As Anxious As A Little Child

I remember very clearly a point when I was a kid — a teenager really, probably 14 or 15 — and impatiently ready for Christmas; I kept a diary at the time, because of course I did, and it was full of exactly the kind of dull things that you’d expect me at that age to be writing about, even if I (of course) felt very passionately about it all at the time. The reason I’m telling you this, though, was that I have a shockingly clear memory of it turning December and my starting to count down to Christmas Day, feeling that it was impossibly far away at 24 days, 23, 22, and so on.

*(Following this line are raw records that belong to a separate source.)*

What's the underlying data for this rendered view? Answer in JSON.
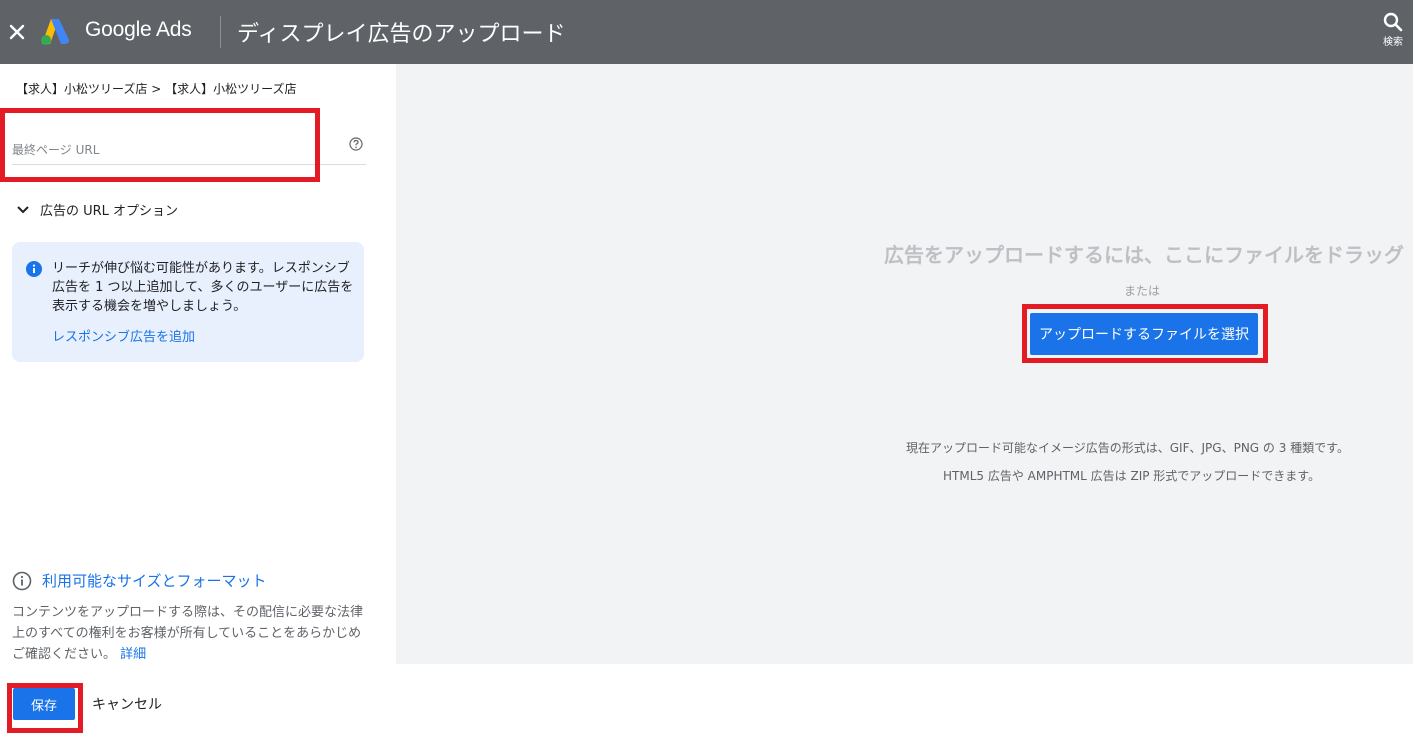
{
  "header": {
    "brand": "Google Ads",
    "title": "ディスプレイ広告のアップロード",
    "search_label": "検索"
  },
  "left": {
    "breadcrumb": "【求人】小松ツリーズ店 > 【求人】小松ツリーズ店",
    "final_url_placeholder": "最終ページ URL",
    "url_options_label": "広告の URL オプション",
    "info_card": {
      "text": "リーチが伸び悩む可能性があります。レスポンシブ広告を 1 つ以上追加して、多くのユーザーに広告を表示する機会を増やしましょう。",
      "link": "レスポンシブ広告を追加"
    },
    "sizes_link": "利用可能なサイズとフォーマット",
    "legal_text": "コンテンツをアップロードする際は、その配信に必要な法律上のすべての権利をお客様が所有していることをあらかじめご確認ください。",
    "legal_more": "詳細"
  },
  "right": {
    "drop_title": "広告をアップロードするには、ここにファイルをドラッグ",
    "or_text": "または",
    "upload_button": "アップロードするファイルを選択",
    "formats_line1": "現在アップロード可能なイメージ広告の形式は、GIF、JPG、PNG の 3 種類です。",
    "formats_line2": "HTML5 広告や AMPHTML 広告は ZIP 形式でアップロードできます。"
  },
  "footer": {
    "save": "保存",
    "cancel": "キャンセル"
  },
  "colors": {
    "header_bg": "#5f6368",
    "accent": "#1a73e8",
    "highlight_box": "#e21b25",
    "info_card_bg": "#e8f0fe",
    "drop_area_bg": "#f1f3f4"
  },
  "icons": [
    "close-icon",
    "google-ads-logo",
    "search-icon",
    "help-icon",
    "chevron-down-icon",
    "info-icon",
    "info-outline-icon"
  ]
}
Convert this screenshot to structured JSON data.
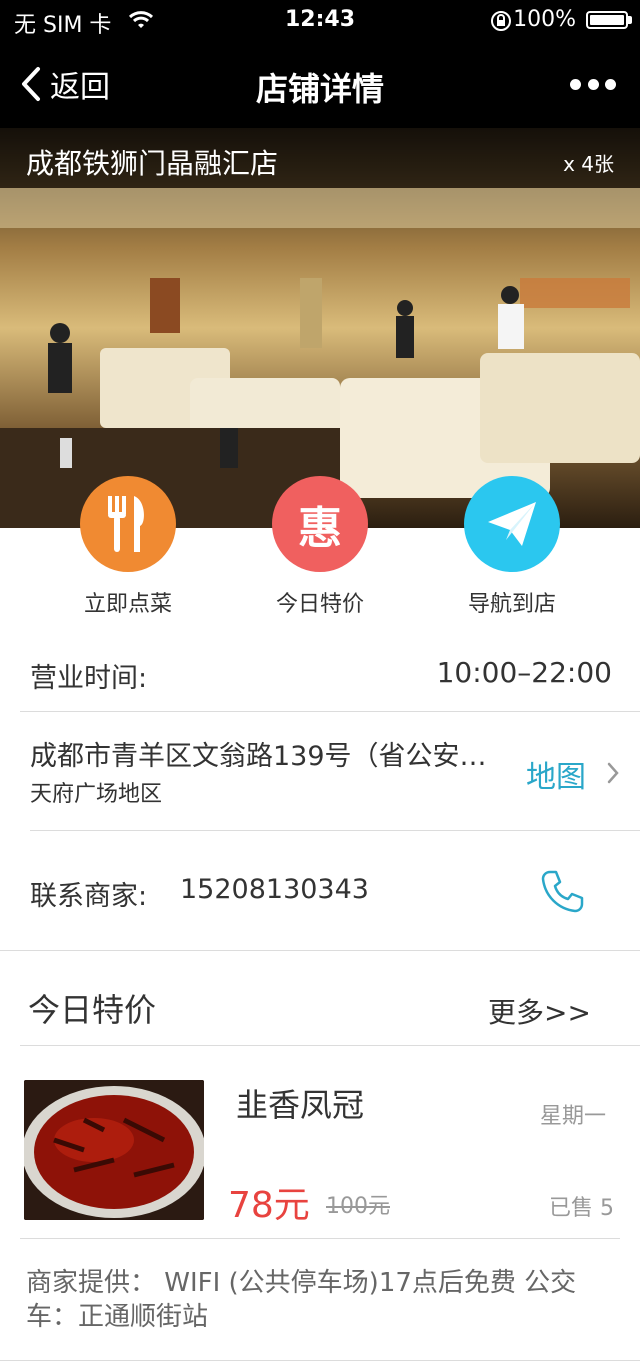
{
  "status_bar": {
    "carrier": "无 SIM 卡",
    "time": "12:43",
    "battery": "100%"
  },
  "nav": {
    "back_label": "返回",
    "title": "店铺详情"
  },
  "hero": {
    "store_name": "成都铁狮门晶融汇店",
    "photo_count": "x 4张"
  },
  "actions": [
    {
      "label": "立即点菜",
      "icon": "fork-knife-icon",
      "color": "#f08a32"
    },
    {
      "label": "今日特价",
      "icon": "hui-badge-icon",
      "icon_text": "惠",
      "color": "#f0605f"
    },
    {
      "label": "导航到店",
      "icon": "paper-plane-icon",
      "color": "#2bc7ef"
    }
  ],
  "hours": {
    "label": "营业时间:",
    "value": "10:00–22:00"
  },
  "address": {
    "line1": "成都市青羊区文翁路139号（省公安…",
    "line2": "天府广场地区",
    "map_label": "地图"
  },
  "contact": {
    "label": "联系商家:",
    "phone": "15208130343"
  },
  "specials": {
    "title": "今日特价",
    "more_label": "更多>>",
    "items": [
      {
        "name": "韭香凤冠",
        "day": "星期一",
        "price": "78元",
        "original_price": "100元",
        "sold": "已售 5"
      }
    ]
  },
  "facilities": {
    "text": "商家提供：   WIFI  (公共停车场)17点后免费  公交车：正通顺街站"
  },
  "colors": {
    "accent_teal": "#2aa7c9",
    "price_red": "#e8433f"
  }
}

How could it ever arrive, when it was still 20 days away.?

Compare that with this year, when someone pointed out at the end of last month that Christmas was just four weeks away, and I broke out in the emotional equivalent of a cold sweat, wondering how it could be so close already. I hadn’t even planned out what gifts I was going to get everybody just yet…!

I don’t know if this is purely an aging thing, or if this year in particular has made me curiously aware of how quickly time passes. Certainly, the anxiety over not having planned everyone’s presents feels entirely new; I can remember going shopping the weekend before Christmas last year with some gifts still to get and feeling utterly fine about it, for example. Now, though, I feel as if I’m playing with fire and convinced that something will happen to distract me and leave me on Christmas Eve realizing that I’ve forgotten something important.

If there’s an upside to this, it’s that my Season of Caution might result in me finishing all my yuletide chores early enough to allow me to enjoy the rest of December in a holiday haze. Alternately, I might end up just being far too conscious of the rushed passing of time to enjoy anything. It’s beginning to look a lot like… middle age, I guess.